Reputation: 3855
I have dataframe, called data_df
, which has one column which contain json string, column name is json_response
.
I want access very specific key-value from it. Example of one of json string as follows. I want to know how many times success is true in string.
x = "[{\"s\":\"D\",\"success\":true,\"start.time\":\"2016-01-27 19:27:27\",\"stop.time\":\"2016-01-27 19:27:30\",\"status_code\":200,\"called\":true,\"milliseconds\":3738.6858,\"_row\":\"DataX\"},{\"s\":\"C\",\"success\":true,\"start.time\":\"2016-01-27 19:27:30\",\"stop.time\":\"2016-01-27 19:27:32\",\"status_code\":200,\"called\":true,\"milliseconds\":1815.1433,\"_row\":\"Clarity\"}]"

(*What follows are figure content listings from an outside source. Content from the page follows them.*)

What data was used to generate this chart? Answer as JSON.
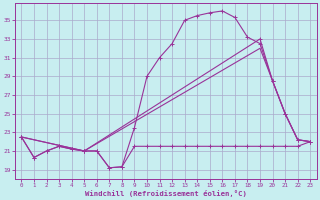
{
  "bg_color": "#c8eef0",
  "grid_color": "#aaaacc",
  "line_color": "#993399",
  "x_label": "Windchill (Refroidissement éolien,°C)",
  "ylabel_ticks": [
    19,
    21,
    23,
    25,
    27,
    29,
    31,
    33,
    35
  ],
  "xlim": [
    -0.5,
    23.5
  ],
  "ylim": [
    18.0,
    36.8
  ],
  "xticks": [
    0,
    1,
    2,
    3,
    4,
    5,
    6,
    7,
    8,
    9,
    10,
    11,
    12,
    13,
    14,
    15,
    16,
    17,
    18,
    19,
    20,
    21,
    22,
    23
  ],
  "curve_main_x": [
    0,
    1,
    2,
    3,
    4,
    5,
    6,
    7,
    8,
    9,
    10,
    11,
    12,
    13,
    14,
    15,
    16,
    17,
    18,
    19,
    20,
    21,
    22,
    23
  ],
  "curve_main_y": [
    22.5,
    20.3,
    21.0,
    21.5,
    21.2,
    21.0,
    21.0,
    19.2,
    19.3,
    23.5,
    29.0,
    31.0,
    32.5,
    35.0,
    35.5,
    35.8,
    36.0,
    35.3,
    33.2,
    32.5,
    28.5,
    25.0,
    22.2,
    22.0
  ],
  "curve_flat_x": [
    0,
    1,
    2,
    3,
    4,
    5,
    6,
    7,
    8,
    9,
    10,
    11,
    12,
    13,
    14,
    15,
    16,
    17,
    18,
    19,
    20,
    21,
    22,
    23
  ],
  "curve_flat_y": [
    22.5,
    20.3,
    21.0,
    21.5,
    21.2,
    21.0,
    21.0,
    19.2,
    19.3,
    21.5,
    21.5,
    21.5,
    21.5,
    21.5,
    21.5,
    21.5,
    21.5,
    21.5,
    21.5,
    21.5,
    21.5,
    21.5,
    21.5,
    22.0
  ],
  "curve_diag1_x": [
    0,
    5,
    19,
    20,
    21,
    22,
    23
  ],
  "curve_diag1_y": [
    22.5,
    21.0,
    33.0,
    28.5,
    25.0,
    22.2,
    22.0
  ],
  "curve_diag2_x": [
    0,
    5,
    19,
    20,
    21,
    22,
    23
  ],
  "curve_diag2_y": [
    22.5,
    21.0,
    32.0,
    28.5,
    25.0,
    22.2,
    22.0
  ]
}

If I only want to use tidyjson
, I can do it as follows, which works as I want.
library(dplyr)
library(tidyjson)
x %>% gather_array %>%
spread_values(called = jstring("called")) %>%
summarize(x = sum(called == "TRUE"))
Now if I want to do it for whole column, how should I do it? I don't want to use a loop.
Following is my code which I tried to use.
data_df %>%
transmute(
test = json_response %>% gather_array %>%
spread_values(called = jstring("called")) %>%
summarize(x = sum(called=="TRUE"))
)
Following is the error I got when I ran the above code:
Error: not compatible with STRSXP
Upvotes: 0
Views: 409
Reputation: 126
You can use tidyjson
for this, simply convert data_df
into a tbl_json
object, and then proceed as before:
data_df %>%
as.tbl_json(json.column = "json_response") %>%
# track each document if you don't already have an ID
mutate(rownum = 1:n()) %>%
gather_array %>%
# use jlogical for correct type
spread_values(success = jlogical("success")) %>%
group_by(rownum) %>%
summarize(num.successes = sum(success))
Upvotes: 0
Reputation: 214927
Instead of using tidyjson
you can use rjson
combined with dplyr
in a way like this:
data_df$test <- data_df %>% rowwise %>%
do(test = .$json_response %>% as.character %>% fromJSON %>% sapply(`[[`, "called") %>% sum) %>%
as.data.frame
Upvotes: 2